You’re not the princess here, princess, and Daddy’s not the king.

For Obadiah, this was Mecca. His old master’s daughter lay chained on the bed, at his mercy.

Payback, not only for himself, but for all the slaves.

For years of pain, humiliation, and cruelty.

And who’s to say I didn’t owe it to them?

If not for anything I’d done personally, then for all the wrong I’d seen and done nothing about; for being a daughter of privilege and plenty in a cruel, broken world built on their backs.

You didn’t have a choice, any more than I did.
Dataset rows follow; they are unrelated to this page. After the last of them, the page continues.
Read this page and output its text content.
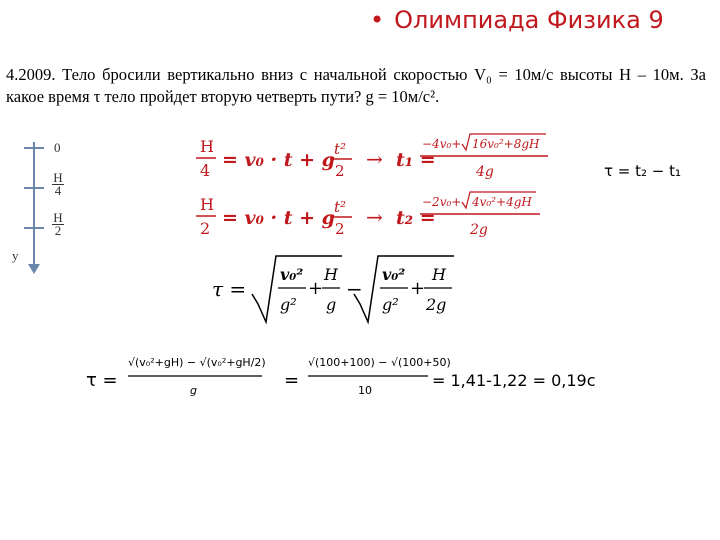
• Олимпиада Физика 9
4.2009. Тело бросили вертикально вниз с начальной скоростью V₀ = 10м/с высоты Н – 10м. За какое время τ тело пройдет вторую четверть пути? g = 10м/с².
0
$\frac{H}{4}$
$\frac{H}{2}$
у
H
4 = v₀ · t + g t²
2 → t₁ =
−4v₀+ 16v₀²+8gH
4g	τ = t₂ − t₁
H
2 = v₀ · t + g t²
2 → t₂ =
−2v₀+ 4v₀²+4gH
2g
τ =
v₀²
g²
+
H
g
−
v₀²
g²
+
H
2g
τ =
√(v₀²+gH) − √(v₀²+gH/2)
g	=
√(100+100) − √(100+50)
10
= 1,41-1,22 = 0,19с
Well. There was one, at least, who thought my soul unblemished. My boy had had every chance to condemn me, and had not. Had weighed me in the balance and found me unwanting.

You have your whole life to do good in the world. You’ve already started.

I made a promise, then and there. If I ever got out of this room, I would do nothing but good for the rest of my life. Wherever I found to do it, whether I owed it or not.